As important as it is, Ebola is only one of many health threats that CDC disease detectives have investigated. Other featured presentations during the conference demonstrate the wide range of public health activities that EIS officers are involved in at CDC, including:
- Severe Respiratory Illness Associated with a Nationwide Outbreak of Enterovirus D68—United States, 2014: A CDC disease detective investigated the largest reported national outbreak of EVD68 to better understand who was most affected. Most of the patients hospitalized with respiratory disease were children and many had a history of asthma; more than half required intensive care.
- Norovirus Syndromic Surveillance Among Commercial Tour Bus Passengers: A Pilot Project — Yellowstone National Park, August 2014: During a pilot project, a CDC disease detective uncovered five potential norovirus clusters on overnight Yellowstone National Park tour buses in August 2014, a new way to potentially ruin a vacation.
- The Role of Internet Meet-up Sites and Mobile Device Applications in Facilitating an Early Syphilis Outbreak — Multnomah County, Oregon, 2014: Are phone apps helping sexually transmitted diseases go viral? EIS officers looked at how technology is changing the way syphilis spreads—and how it may offer new tools for intervention.
- Parking Prices and Walking and Bicycling to Work in U.S. Cities: Physical activity is important for health, but less than half of Americans get enough activity through recreation. Active commuting is another way more Americans could be physically active. Across several densely populated cities, the number of people walking to work is 3.4 percent higher for every extra dollar charged for a day's parking.
- Chikungunya and Dengue Virus Infections among United States Community Service Volunteers Returning from the Dominican Republic, 2014: In late 2013, chikungunya virus, a mosquito-borne disease, was identified for the first time in the Americas in the Caribbean region. In August 2014, nearly half of the service volunteers who worked with an organization in the Dominican Republic during the summer months tested positive for Chikungunya virus infection.
- Calls to U.S. Poison Centers Regarding Electronic Cigarettes — United States, September 2010–October 2014: A disturbing new trend: 58 percent of e-cigarette calls to U.S. poison centers are for concerns about exposures in young children.
- Middle East Respiratory Syndrome–Coronavirus in an Extended Family: Risk Factors for Household Transmission—Saudi Arabia, 2014: In spring 2014, CDC disease detectives worked alongside Saudi Arabia Ministry of Health colleagues to investigate an outbreak of MERS in a Saudi extended family and were able to assess household interactions that may be important for spread of MERS. Since then, MERS cases have continued to be identified in the Middle East.
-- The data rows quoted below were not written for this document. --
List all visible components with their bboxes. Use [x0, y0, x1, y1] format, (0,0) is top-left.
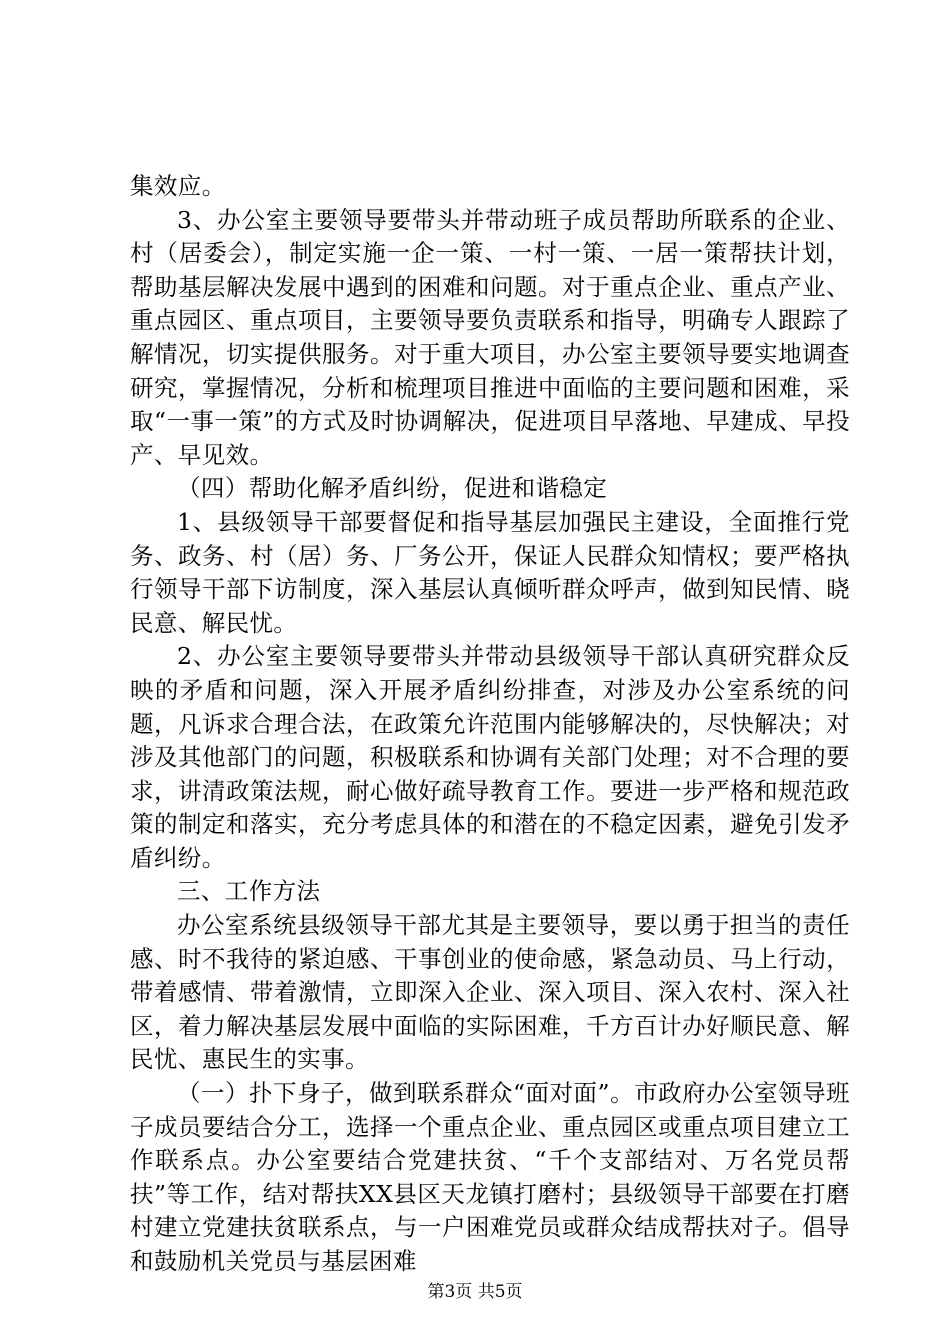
paragraph-continuation: 集效应。 [130, 172, 226, 200]
section-heading-4: （四）帮助化解矛盾纠纷，促进和谐稳定 [177, 474, 608, 503]
document-body [130, 170, 850, 1279]
page-footer: 第3页 共5页 [427, 1282, 523, 1302]
paragraph-item-1: 1、县级领导干部要督促和指导基层加强民主建设，全面推行党务、政务、村（居）务、厂务公开，保证人民群众知情权；要严格执行领导干部下访制度，深入基层认真倾听群众呼声，做到知民情、晓民意、解民忧。 [130, 507, 850, 637]
paragraph-item-2: 2、办公室主要领导要带头并带动县级领导干部认真研究群众反映的矛盾和问题，深入开展矛盾纠纷排查，对涉及办公室系统的问题，凡诉求合理合法，在政策允许范围内能够解决的，尽快解决；对涉及其他部门的问题，积极联系和协调有关部门处理；对不合理的要求，讲清政策法规，耐心做好疏导教育工作。要进一步严格和规范政策的制定和落实，充分考虑具体的和潜在的不稳定因素，避免引发矛盾纠纷。 [130, 642, 850, 872]
section-heading-work-methods: 三、工作方法 [177, 877, 321, 906]
paragraph-method-1: （一）扑下身子，做到联系群众“面对面”。市政府办公室领导班子成员要结合分工，选择一个重点企业、重点园区或重点项目建立工作联系点。办公室要结合党建扶贫、“千个支部结对、万名党员帮扶”等工作，结对帮扶XX县区天龙镇打磨村；县级领导干部要在打磨村建立党建扶贫联系点，与一户困难党员或群众结成帮扶对子。倡导和鼓励机关党员与基层困难 [130, 1079, 850, 1275]
paragraph-methods-intro: 办公室系统县级领导干部尤其是主要领导，要以勇于担当的责任感、时不我待的紧迫感、干事创业的使命感，紧急动员、马上行动，带着感情、带着激情，立即深入企业、深入项目、深入农村、深入社区，着力解决基层发展中面临的实际困难，千方百计办好顺民意、解民忧、惠民生的实事。 [130, 911, 850, 1074]
paragraph-item-3: 3、办公室主要领导要带头并带动班子成员帮助所联系的企业、村（居委会），制定实施一企一策、一村一策、一居一策帮扶计划，帮助基层解决发展中遇到的困难和问题。对于重点企业、重点产业、重点园区、重点项目，主要领导要负责联系和指导，明确专人跟踪了解情况，切实提供服务。对于重大项目，办公室主要领导要实地调查研究，掌握情况，分析和梳理项目推进中面临的主要问题和困难，采取“一事一策”的方式及时协调解决，促进项目早落地、早建成、早投产、早见效。 [130, 205, 850, 469]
- Rapid Detection of a Winter Outbreak of Legionellosis — New York City, 2014–2015: For rapidly escalating community outbreaks, speed of response can help save lives. New tools are speeding detection of Legionnaire's outbreaks, such as one in a large NYC housing complex.
CDC works 24/7 saving lives and protecting people from health threats to have a more secure nation. Whether these threats are chronic or acute, manmade or natural, human error or deliberate attack, global or domestic, CDC is the U.S. health protection agency.